Dans la banlieue tentaculaire du Grand Buenos Aires, à l'angle d'une artère poussiéreuse du quartier Villa Fiorito, célèbre pour avoir vu grandir Maradona, quelques habitants proposent vêtements, chaussures et autres menus objets sur des couvertures étalées à même le sol.
Dans le meilleur des cas, en échange d'un paquet de pâtes, de sucre ou de biscuits. A défaut, contre quelques centaines de pesos, l'équivalent de quelques dizaines de centimes d'euros.
"La nourriture est très chère", se lamente Luz Lopez, 25 ans, derrière son étal installé en bordure d'un petit square équipé de balançoires et de toboggans usés, dans ce quartier populaire de la municipalité de Lomas de Zamora.
"Parfois tu marches et tu trouves des choses, tu les laves et tu les apportes ici", explique cette mère de deux jeunes enfants, la voix étouffée par le bruit de la circulation.
A ses côtés, Maria Fernanda Diaz, 28 ans, raconte dormir sous le pont piétonnier qui enjambe le boulevard.
Sur une colonne de l'ouvrage décoré de peintures à la mémoire de la légende du football, une affiche également du candidat Sergio Massa, l'actuel ministre péroniste de l'Economie arrivé en tête du premier tour face à l'ultralibéral Javier Milei.
"Qu'ils viennent ici les politiques voir comment nous vivons!" peste Maria Fernanda Diaz qui vit de ce que les gens veulent bien lui donner.
Emilce Elisabeth Bravo, 35 ans, vient, elle, plusieurs fois par semaine proposer les affaires qu'elle récupère ici ou là.
- "Capacité de résilience" -
"Tous les jours il y a de nouveaux prix, les couches coutent très cher, avant par exemple le paquet était à 2.600 pesos, aujourd'hui il est à 4.500 (environ 12 euros)", justifie cette mère célibataire qui administre l'un des nombreux groupes Facebook --aux milliers de membres-- de la capitale et sa banlieue destinés aux seuls échanges de biens.
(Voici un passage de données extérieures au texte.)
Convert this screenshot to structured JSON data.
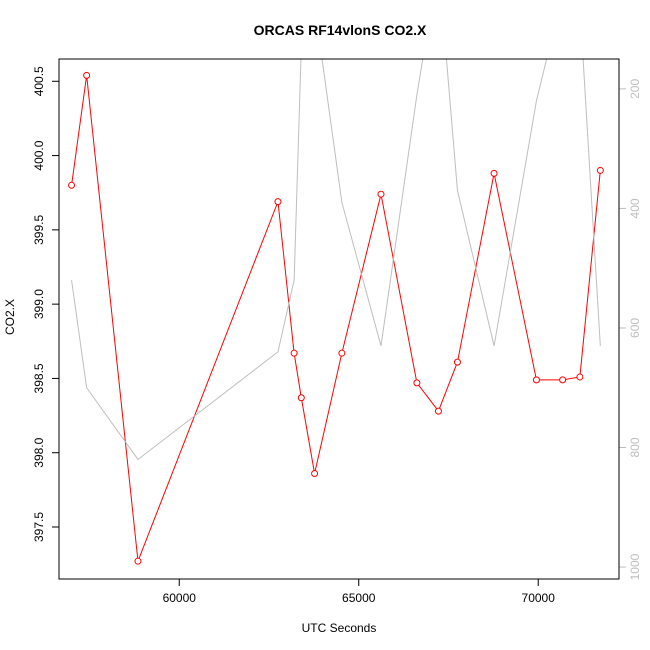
{
  "chart_data": {
    "type": "line",
    "title": "ORCAS RF14vlonS CO2.X",
    "xlabel": "UTC Seconds",
    "ylabel": "CO2.X",
    "xlim": [
      56650,
      72250
    ],
    "ylim": [
      397.15,
      400.65
    ],
    "y2lim": [
      1020,
      150
    ],
    "y2_inverted": true,
    "x_ticks": [
      60000,
      65000,
      70000
    ],
    "x_tick_labels": [
      "60000",
      "65000",
      "70000"
    ],
    "y_ticks": [
      397.5,
      398.0,
      398.5,
      399.0,
      399.5,
      400.0,
      400.5
    ],
    "y_tick_labels": [
      "397.5",
      "398.0",
      "398.5",
      "399.0",
      "399.5",
      "400.0",
      "400.5"
    ],
    "y2_ticks": [
      200,
      400,
      600,
      800,
      1000
    ],
    "y2_tick_labels": [
      "200",
      "400",
      "600",
      "800",
      "1000"
    ],
    "grid": false,
    "series": [
      {
        "axis": "left",
        "color": "#ff0000",
        "marker": "open-circle",
        "x": [
          57000,
          57420,
          58850,
          62750,
          63200,
          63400,
          63770,
          64530,
          65620,
          66620,
          67220,
          67750,
          68770,
          69950,
          70680,
          71160,
          71730
        ],
        "values": [
          399.8,
          400.54,
          397.27,
          399.69,
          398.67,
          398.37,
          397.86,
          398.67,
          399.74,
          398.47,
          398.28,
          398.61,
          399.88,
          398.49,
          398.49,
          398.51,
          399.9
        ]
      },
      {
        "axis": "right",
        "color": "#bebebe",
        "marker": "none",
        "x": [
          57000,
          57420,
          58850,
          62750,
          63200,
          63400,
          63770,
          64530,
          65620,
          66620,
          67220,
          67750,
          68770,
          69950,
          70680,
          71160,
          71730
        ],
        "values": [
          520,
          700,
          820,
          640,
          520,
          130,
          60,
          390,
          630,
          210,
          -10,
          370,
          630,
          220,
          40,
          60,
          630
        ]
      }
    ]
  }
}
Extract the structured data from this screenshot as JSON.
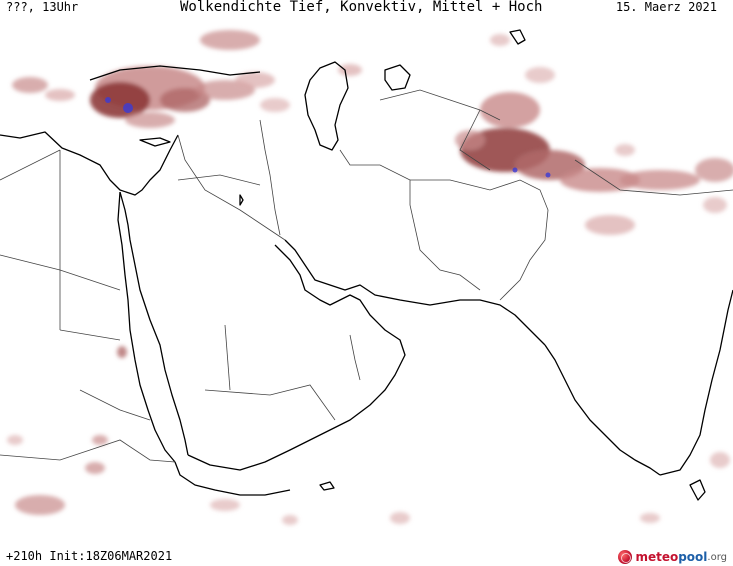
{
  "header": {
    "left": "???, 13Uhr",
    "title": "Wolkendichte  Tief, Konvektiv, Mittel + Hoch",
    "date": "15. Maerz 2021"
  },
  "footer": {
    "run_info": "+210h Init:18Z06MAR2021"
  },
  "logo": {
    "part1": "meteo",
    "part2": "pool",
    "part3": ".org"
  },
  "colors": {
    "cloud_light": "#e8c9c9",
    "cloud_mid": "#c88a8a",
    "cloud_dark": "#8e3b3b",
    "convective": "#3b3bd6",
    "coast": "#000000",
    "border": "#555555"
  }
}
"Pull contre biscuits" ou "gobelets contre oeufs": chaque jour des centaines de messages sont échangés sur ces groupes. Une fois l'affaire conclue, le troc se fait à un coin de rue ou lors de petites foires de quartier.
"Nous voulons préserver l'idée du troc, nous ne voulons pas perdre cet esprit de camaraderie. Dans les pires moments de l'économie argentine cela nous a beaucoup aidé", explique cette employée d'une cantine solidaire.
Le troc est né dans le pays dans les années 1990 avant d'exploser lors de la profonde crise de 2001 lorsque l'Argentine a connu le plus important défaut de paiement de son histoire (100 milliards de dollars), suivi d'une faillite bancaire et d'une sanglante explosion sociale.
"La pauvreté en Argentine est vraiment dramatique mais une très grande partie de ce qui empêche que cette situation soit vraiment insoutenable c'est le vaste réseau d'organisation populaire qui existe", explique à l'AFP Mariana Luzzi, sociologue à l'Institut national de recherche Conicet.
"Le troc, dans ce sens de grande précarité, est de retour", note la sociologue, qui pointe le "million de stratégies" que la population "met en œuvre pour joindre les deux bouts".
"Les Argentins ont une très forte capacité de résilience, car ils ont déjà traversé de nombreuses périodes difficiles", abonde Elisabet Bacigalupo, économiste au cabinet Abeceb, disant s'attendre à une inflation proche des 190% d'ici la fin de l'année.
Le prochain président aura la lourde tâche de stabiliser une économie profondément déséquilibrée et surendettée. Mais, selon Mme Bacigalupo, cela passera probablement par "des mois de récession et une hausse de la pauvreté".
D'autant plus si Javier Milei l'emporte, lui qui dit vouloir tailler les dépenses de l'Etat "à la tronçonneuse".